GKS Dąb Katowice
- Full name: Górniczy Klub Sportowy Dąb Katowice
- Short name: Dąb Katowice
- Founded: 1911 as SV Eiche
- Dissolved: 1968
- Ground: Kolyba, Dąb
| Home colors |

= Dąb Katowice =

Polish sports club

Dąb Katowice was a Polish sports club from the Upper Silesian capital of Katowice.

The club was founded in 1911 as Sport Verein Eiche in what was then the mining village of Domb located in the Province of Upper Silesia, German Empire, before restructuring and changing its name to "Dąb" in 1922.

Dąb had numerous sports sections, including swimming (multiple champions of Poland in the years 1935–1939), boxing, gymnastics, ice-hockey (champion of Poland 1939), wrestling, cycling and association football. Their ice hockey club was the first in Poland to feature Canadian players.

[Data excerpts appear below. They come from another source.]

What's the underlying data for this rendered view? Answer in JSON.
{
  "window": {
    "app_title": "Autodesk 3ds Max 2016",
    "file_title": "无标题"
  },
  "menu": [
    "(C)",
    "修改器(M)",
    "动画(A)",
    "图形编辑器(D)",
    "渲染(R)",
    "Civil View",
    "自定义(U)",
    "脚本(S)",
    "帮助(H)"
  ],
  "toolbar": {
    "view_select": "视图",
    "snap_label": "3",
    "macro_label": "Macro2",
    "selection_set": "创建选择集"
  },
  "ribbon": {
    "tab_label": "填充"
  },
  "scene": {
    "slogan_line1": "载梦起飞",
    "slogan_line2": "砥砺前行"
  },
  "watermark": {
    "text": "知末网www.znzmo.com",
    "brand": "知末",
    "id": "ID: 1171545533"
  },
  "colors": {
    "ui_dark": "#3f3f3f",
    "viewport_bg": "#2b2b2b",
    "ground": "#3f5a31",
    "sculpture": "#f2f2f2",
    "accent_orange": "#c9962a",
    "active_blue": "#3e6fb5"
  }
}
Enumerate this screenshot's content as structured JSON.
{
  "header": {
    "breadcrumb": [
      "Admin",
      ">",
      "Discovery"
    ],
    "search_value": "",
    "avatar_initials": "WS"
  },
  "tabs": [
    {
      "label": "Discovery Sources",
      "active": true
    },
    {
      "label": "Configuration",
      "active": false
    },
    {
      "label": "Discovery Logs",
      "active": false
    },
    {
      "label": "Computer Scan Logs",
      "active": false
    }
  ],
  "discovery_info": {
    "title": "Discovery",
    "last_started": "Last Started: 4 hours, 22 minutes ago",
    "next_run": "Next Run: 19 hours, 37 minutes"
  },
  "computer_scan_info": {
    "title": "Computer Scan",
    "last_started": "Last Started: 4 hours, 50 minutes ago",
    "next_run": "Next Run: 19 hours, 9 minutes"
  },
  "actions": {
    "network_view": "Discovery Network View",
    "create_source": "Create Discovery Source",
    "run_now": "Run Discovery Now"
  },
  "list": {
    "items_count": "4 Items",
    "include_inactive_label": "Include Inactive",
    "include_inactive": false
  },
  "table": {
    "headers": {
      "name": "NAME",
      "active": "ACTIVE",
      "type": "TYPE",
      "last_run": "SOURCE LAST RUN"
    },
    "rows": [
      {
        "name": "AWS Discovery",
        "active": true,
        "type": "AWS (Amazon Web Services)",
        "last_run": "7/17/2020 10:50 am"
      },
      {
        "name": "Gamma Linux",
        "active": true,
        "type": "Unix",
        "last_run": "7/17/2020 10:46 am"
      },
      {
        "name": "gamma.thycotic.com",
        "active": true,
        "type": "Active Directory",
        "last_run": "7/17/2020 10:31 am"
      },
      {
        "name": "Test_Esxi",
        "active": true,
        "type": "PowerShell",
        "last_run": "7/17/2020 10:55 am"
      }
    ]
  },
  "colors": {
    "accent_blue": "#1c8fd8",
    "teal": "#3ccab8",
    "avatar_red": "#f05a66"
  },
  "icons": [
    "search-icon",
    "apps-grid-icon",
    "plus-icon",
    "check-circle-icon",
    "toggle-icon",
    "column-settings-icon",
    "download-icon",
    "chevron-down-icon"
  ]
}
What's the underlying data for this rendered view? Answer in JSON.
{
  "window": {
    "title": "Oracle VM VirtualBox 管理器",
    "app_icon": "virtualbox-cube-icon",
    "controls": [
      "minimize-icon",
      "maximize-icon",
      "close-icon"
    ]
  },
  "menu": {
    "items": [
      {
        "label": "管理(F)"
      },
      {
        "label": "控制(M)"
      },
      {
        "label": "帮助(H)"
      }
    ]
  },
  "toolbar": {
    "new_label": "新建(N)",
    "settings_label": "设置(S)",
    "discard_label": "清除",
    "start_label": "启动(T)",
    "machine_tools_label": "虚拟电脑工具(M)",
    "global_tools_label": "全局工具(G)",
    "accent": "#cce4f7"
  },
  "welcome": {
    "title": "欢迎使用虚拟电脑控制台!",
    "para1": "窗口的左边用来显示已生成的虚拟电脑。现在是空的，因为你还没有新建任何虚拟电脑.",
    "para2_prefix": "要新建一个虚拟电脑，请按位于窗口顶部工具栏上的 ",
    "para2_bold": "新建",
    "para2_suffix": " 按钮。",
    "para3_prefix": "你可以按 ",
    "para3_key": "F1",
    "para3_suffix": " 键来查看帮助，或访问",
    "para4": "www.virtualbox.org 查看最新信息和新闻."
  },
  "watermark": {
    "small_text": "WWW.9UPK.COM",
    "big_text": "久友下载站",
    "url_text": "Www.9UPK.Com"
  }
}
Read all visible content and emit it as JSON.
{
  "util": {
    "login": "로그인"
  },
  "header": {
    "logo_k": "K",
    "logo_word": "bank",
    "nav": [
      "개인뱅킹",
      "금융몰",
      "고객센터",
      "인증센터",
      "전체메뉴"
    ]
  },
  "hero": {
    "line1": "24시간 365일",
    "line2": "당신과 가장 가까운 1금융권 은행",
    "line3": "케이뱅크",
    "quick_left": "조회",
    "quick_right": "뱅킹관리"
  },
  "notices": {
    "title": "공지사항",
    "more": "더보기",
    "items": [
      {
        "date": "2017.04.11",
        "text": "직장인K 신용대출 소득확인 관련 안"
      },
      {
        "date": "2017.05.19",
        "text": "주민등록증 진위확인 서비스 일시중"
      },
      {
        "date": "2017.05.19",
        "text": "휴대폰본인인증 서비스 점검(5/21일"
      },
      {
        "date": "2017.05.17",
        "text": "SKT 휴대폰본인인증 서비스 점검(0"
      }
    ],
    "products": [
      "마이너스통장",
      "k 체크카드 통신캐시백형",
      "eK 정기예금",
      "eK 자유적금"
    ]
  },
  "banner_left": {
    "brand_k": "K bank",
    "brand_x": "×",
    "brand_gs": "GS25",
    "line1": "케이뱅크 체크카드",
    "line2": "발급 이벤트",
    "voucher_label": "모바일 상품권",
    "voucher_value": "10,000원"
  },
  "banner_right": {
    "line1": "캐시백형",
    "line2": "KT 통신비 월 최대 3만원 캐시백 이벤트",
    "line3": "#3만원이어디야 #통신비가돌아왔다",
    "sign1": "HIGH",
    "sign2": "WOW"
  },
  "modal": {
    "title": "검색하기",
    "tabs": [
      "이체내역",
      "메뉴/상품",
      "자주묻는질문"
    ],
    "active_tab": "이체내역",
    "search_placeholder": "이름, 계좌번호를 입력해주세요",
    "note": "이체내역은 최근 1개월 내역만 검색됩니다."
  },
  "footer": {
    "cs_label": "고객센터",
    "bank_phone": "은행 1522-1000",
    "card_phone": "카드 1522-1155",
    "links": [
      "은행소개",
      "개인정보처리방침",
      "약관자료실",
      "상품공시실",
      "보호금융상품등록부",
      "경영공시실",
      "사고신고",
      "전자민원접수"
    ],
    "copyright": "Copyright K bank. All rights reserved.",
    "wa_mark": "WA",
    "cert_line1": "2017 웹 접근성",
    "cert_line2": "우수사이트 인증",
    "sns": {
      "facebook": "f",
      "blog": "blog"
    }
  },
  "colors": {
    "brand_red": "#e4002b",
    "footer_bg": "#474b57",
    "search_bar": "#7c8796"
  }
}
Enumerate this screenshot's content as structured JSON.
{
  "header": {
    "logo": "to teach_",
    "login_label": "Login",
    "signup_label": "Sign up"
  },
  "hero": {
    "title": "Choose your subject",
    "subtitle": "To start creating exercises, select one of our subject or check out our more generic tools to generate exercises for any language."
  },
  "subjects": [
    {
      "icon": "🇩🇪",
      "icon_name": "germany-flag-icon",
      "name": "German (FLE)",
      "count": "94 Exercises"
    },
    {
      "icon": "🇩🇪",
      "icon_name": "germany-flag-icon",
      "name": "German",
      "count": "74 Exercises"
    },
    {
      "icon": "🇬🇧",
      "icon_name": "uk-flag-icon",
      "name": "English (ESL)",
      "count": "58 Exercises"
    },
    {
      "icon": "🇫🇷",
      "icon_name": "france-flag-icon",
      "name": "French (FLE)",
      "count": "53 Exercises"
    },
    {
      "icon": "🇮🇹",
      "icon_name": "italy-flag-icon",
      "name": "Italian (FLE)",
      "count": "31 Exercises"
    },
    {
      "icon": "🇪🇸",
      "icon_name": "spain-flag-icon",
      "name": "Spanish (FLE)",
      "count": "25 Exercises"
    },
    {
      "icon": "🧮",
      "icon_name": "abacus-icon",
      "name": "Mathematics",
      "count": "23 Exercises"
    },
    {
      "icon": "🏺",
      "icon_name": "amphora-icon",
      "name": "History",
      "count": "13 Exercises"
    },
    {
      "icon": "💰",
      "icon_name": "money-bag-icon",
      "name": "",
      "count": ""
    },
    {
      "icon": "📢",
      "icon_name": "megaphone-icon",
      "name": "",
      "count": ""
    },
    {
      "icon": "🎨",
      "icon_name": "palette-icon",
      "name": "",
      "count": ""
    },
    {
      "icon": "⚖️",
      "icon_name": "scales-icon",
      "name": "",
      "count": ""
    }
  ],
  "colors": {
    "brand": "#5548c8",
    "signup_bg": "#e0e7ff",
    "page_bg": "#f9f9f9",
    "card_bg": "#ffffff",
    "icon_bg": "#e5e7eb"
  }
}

Dąb's football team played two seasons in the Polish top flight in 1936, when they finished 8th, and in 1937, when they were expelled from the league mid-season, due to an attempt to bribe the Śląsk Świętochłowice goalkeeper to aid their relegation battle.
All Dąb's results were expunged (recorded as 0–3 losses) and the team was relegated as result.

Dąb's most famous player (and later manager) was Ewald Dytko, who took part in the famous 1938 World Cup round of 16 tie against Brazil on 5 June 1938 in Strasbourg, which ended in a 5-6 loss for his Poland side.

After the Second World War, from 1946, the club underwent further name changes and mergers before adopting its pre-war name in 1957.

The club existed until 9 September 1968, when it was merged into GKS Katowice. Since 1963, GKS had been in a process of absorbing local clubs in order to form one strong club for the city.